Bookings are bursting at the seams for our Boot Camps lately, for good reason.
Three days of focused riding on friendly tracks with your own personal slave feeding, accommodating and coaching you. This time the challenge came with rain from halfway through our time, making it a case of using the skills to help you swim, or sink.
Grade A Student
Riders from further afield stayed a night early at Pirinis or with us at our house where they caught a ride to the track with me. Jayden Stevens was one of those riders, this camp to be his second ever time on a bike. What really made him stand out to me was how he had saved up enough as a teenager to pay for the camp and his own new bike all by himself. Definite dedication.
We began with ideal conditions where I dished out the homework. Probably the most challenging and beneficial work came in the quarry where all riders were taken out of their comfort zone. Despite the fears of falling off a bank or flipping their bikes it was the safest place to practice keeping their knees gripping the seat and arms bent while freaking out. It was to be very useful for the next two days.
They were all pretty tuckered out after five hours of riding so time was called for an early dinner where the few hours of energy that they had left were used making the most of the winter darkness playing spotlight.

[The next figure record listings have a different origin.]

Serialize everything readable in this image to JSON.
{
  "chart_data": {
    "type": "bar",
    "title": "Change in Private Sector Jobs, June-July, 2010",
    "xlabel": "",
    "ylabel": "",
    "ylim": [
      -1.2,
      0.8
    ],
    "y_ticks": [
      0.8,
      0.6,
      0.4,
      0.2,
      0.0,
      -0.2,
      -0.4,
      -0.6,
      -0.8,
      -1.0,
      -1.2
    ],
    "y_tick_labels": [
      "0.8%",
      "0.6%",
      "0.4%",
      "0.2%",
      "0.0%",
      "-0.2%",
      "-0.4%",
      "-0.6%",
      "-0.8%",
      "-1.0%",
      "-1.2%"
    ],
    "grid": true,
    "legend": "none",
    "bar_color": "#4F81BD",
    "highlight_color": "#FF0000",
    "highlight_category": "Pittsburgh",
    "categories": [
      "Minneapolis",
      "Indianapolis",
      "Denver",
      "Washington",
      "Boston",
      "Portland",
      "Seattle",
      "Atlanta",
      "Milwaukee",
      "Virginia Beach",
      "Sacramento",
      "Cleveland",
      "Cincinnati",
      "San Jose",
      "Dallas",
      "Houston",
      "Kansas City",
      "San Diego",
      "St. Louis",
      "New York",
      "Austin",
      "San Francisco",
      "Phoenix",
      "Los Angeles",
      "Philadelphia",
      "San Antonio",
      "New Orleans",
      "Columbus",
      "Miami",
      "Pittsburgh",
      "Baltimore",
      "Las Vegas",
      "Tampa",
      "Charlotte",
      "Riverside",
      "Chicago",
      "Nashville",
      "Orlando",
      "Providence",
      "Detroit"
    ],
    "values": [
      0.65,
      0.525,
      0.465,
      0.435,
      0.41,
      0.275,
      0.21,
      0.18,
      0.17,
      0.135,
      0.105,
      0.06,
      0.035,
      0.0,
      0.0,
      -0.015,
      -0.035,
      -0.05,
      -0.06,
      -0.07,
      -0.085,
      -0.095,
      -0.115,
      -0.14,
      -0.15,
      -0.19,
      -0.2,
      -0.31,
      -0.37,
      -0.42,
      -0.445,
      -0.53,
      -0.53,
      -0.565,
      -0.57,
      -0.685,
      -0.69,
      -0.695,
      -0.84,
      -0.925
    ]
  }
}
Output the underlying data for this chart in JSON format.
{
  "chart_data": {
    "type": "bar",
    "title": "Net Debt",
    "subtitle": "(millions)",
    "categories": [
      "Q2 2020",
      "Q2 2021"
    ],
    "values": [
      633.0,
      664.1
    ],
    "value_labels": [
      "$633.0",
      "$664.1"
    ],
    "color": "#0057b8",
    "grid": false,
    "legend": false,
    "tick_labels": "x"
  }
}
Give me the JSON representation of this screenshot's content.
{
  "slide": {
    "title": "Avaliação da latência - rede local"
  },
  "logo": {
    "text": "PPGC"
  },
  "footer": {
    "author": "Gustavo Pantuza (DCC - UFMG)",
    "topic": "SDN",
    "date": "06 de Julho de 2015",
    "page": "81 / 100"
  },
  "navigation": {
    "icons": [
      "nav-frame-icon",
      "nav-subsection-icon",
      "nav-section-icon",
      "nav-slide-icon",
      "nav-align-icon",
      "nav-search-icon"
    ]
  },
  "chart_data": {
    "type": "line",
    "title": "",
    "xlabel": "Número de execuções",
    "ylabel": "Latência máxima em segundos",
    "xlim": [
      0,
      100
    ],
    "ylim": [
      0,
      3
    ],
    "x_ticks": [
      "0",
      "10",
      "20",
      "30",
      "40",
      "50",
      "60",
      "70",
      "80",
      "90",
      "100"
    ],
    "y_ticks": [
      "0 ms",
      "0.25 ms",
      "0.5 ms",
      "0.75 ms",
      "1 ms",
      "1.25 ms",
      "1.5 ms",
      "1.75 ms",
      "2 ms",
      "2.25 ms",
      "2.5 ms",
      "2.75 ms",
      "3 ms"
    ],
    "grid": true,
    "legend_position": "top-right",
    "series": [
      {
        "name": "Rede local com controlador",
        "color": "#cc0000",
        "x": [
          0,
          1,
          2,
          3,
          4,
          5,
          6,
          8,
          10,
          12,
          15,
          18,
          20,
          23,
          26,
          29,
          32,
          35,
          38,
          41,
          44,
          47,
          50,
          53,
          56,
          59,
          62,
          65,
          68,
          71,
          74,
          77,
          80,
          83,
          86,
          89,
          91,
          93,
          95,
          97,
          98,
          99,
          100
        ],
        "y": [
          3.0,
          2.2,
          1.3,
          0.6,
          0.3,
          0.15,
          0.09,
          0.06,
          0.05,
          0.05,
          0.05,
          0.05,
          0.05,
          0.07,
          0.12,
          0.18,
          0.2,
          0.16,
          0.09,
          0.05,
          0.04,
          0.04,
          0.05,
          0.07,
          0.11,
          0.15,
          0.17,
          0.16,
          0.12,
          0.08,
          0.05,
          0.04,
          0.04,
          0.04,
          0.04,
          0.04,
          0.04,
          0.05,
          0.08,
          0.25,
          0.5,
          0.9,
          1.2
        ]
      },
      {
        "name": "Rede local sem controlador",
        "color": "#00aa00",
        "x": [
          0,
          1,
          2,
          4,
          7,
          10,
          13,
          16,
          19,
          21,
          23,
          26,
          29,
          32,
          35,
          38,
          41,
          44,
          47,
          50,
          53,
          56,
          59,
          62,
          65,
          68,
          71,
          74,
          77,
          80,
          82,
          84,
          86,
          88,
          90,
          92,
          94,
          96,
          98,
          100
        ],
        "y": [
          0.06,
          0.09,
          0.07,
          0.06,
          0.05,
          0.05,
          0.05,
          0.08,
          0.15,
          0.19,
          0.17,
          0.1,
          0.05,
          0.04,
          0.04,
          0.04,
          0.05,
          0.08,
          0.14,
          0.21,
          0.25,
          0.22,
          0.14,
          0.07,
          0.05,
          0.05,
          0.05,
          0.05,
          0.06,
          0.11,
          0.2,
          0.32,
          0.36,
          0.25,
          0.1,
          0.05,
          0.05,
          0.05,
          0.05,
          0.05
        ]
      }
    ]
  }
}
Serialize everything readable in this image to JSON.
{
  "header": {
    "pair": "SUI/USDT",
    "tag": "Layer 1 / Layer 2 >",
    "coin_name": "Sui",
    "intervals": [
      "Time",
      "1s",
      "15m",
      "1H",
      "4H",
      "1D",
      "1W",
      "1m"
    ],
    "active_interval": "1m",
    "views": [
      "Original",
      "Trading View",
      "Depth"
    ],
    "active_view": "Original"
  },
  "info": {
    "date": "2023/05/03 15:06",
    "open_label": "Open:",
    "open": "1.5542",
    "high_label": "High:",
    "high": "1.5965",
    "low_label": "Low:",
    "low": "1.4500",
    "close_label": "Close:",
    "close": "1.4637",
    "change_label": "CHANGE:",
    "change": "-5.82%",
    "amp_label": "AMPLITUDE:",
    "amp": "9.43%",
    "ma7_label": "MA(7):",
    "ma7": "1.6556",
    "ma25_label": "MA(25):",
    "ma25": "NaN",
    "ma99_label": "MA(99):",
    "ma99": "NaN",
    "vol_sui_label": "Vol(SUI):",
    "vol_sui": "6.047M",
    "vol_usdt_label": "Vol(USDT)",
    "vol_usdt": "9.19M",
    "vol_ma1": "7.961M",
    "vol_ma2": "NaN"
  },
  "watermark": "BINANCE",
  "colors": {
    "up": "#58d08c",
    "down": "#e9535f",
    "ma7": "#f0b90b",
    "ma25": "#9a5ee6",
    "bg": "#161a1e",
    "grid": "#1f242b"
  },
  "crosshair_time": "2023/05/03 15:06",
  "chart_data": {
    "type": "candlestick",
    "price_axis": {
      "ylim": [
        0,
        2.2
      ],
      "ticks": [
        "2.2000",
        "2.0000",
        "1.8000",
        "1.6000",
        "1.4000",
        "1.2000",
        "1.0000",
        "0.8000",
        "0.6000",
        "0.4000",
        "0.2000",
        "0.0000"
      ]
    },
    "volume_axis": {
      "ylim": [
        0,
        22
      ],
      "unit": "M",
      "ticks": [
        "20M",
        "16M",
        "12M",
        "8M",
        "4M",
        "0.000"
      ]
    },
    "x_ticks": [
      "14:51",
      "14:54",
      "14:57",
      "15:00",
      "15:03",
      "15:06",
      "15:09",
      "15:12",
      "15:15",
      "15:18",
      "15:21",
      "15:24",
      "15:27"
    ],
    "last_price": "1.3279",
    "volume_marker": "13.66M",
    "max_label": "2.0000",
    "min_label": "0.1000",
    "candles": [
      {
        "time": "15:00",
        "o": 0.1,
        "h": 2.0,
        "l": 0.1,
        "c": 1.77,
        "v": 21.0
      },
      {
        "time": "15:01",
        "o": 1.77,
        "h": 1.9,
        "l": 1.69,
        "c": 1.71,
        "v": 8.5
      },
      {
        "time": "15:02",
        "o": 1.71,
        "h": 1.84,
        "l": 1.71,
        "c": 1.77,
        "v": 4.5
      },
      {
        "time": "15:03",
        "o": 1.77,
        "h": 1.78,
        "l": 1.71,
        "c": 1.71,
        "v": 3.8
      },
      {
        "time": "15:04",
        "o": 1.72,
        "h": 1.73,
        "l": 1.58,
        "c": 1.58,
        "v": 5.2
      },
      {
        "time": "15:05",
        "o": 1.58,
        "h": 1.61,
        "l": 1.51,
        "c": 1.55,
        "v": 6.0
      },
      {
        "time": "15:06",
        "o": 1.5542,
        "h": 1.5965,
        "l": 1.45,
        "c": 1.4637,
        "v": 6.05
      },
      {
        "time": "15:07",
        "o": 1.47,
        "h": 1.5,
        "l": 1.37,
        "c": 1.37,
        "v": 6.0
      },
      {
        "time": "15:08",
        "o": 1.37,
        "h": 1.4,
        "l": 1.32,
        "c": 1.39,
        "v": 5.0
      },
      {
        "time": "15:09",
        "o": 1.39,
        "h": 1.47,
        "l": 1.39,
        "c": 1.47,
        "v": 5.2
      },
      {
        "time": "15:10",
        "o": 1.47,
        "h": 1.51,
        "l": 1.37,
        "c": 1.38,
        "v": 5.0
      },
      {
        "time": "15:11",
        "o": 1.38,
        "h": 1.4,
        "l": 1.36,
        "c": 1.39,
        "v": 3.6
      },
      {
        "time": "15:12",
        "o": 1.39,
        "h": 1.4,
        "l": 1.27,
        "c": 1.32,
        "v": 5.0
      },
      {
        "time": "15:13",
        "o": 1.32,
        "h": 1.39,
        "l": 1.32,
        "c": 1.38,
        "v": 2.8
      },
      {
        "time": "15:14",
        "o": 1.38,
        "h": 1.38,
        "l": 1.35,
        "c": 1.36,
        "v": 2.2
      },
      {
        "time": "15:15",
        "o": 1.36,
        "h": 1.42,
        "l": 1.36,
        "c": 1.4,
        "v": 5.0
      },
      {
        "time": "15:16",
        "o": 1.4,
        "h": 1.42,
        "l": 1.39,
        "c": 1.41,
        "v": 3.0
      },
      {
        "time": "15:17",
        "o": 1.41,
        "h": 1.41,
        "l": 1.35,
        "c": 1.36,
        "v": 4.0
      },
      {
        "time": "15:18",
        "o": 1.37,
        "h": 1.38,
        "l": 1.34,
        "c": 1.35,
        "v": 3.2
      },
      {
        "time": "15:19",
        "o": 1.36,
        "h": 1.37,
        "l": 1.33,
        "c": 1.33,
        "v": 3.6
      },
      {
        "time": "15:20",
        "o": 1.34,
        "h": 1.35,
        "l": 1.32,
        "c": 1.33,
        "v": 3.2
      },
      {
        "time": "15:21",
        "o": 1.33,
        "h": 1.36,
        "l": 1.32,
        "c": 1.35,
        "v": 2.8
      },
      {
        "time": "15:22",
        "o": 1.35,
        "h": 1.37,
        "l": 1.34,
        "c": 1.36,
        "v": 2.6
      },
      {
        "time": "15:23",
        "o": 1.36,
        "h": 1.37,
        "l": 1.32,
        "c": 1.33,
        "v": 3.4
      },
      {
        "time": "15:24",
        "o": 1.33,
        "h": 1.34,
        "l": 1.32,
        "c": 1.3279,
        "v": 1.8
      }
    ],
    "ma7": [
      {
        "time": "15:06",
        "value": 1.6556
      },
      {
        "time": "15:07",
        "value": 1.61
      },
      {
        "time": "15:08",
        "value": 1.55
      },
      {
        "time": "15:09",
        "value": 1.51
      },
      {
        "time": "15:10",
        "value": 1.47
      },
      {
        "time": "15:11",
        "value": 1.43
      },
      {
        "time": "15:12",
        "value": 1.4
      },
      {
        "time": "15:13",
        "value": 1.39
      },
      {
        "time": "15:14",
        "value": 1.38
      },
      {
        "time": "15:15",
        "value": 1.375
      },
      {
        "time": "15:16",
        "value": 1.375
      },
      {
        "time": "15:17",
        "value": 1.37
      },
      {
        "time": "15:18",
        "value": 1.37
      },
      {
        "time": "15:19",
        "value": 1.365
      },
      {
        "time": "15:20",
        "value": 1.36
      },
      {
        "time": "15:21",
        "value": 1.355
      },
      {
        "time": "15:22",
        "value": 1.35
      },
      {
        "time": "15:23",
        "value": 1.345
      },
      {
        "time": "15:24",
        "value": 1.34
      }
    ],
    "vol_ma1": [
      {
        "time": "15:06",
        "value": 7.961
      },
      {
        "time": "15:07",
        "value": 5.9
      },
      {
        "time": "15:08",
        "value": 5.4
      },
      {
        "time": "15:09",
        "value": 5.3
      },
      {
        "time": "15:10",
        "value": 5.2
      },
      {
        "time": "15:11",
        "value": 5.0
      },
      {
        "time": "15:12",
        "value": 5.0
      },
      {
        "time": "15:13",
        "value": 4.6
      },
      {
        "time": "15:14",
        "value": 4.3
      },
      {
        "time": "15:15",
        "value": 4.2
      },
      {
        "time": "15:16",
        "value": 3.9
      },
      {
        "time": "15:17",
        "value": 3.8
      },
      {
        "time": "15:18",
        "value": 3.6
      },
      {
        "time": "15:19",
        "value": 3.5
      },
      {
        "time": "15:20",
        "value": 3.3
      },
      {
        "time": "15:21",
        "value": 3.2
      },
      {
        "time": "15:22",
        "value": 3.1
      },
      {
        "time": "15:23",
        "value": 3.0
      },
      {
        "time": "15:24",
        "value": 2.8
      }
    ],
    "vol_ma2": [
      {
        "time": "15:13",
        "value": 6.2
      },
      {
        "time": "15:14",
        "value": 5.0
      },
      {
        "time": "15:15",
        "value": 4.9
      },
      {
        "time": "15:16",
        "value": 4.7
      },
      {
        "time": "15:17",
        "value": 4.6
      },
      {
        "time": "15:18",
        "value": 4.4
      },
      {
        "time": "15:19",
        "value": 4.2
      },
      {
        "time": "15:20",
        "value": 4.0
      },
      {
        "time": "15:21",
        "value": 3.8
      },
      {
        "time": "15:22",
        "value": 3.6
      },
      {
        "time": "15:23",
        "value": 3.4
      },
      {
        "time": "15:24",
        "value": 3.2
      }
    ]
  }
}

Fresh after the nights sleep we had a great mornings ride, including an excursion around the trail loop before the rain began. A compulsory rest during the downpour left them fresh for one more burst, this time on a much wetter track. Eventually all the young ones were drawn to the mini track with one puddle in particular. That burst was ok so long as it was their last ride of the day as they all learned what water can do to an air filter. Cleaning and maintenance were the lessons learnt that afternoon before relaxing to MX DVD’s and more spotlight.
Day three was the real test of technique as the bikes were sliding around non stop. That didn’t get them off the hook though; this was intensity day and they were forced to push their entry speed into turns, even if they were going to have to pick up the bike a few times. At least the ground was soft!
Some of them got some serious confidence on the mini track, and then it came time to hit the main circuit. At first this threw many of them so the rest of the day was teaching them how to work with chaos. More on that in my next How Too article for DRD. Basically we sent them away with muddy bikes and plenty to think about, and reason for a good nights sleep!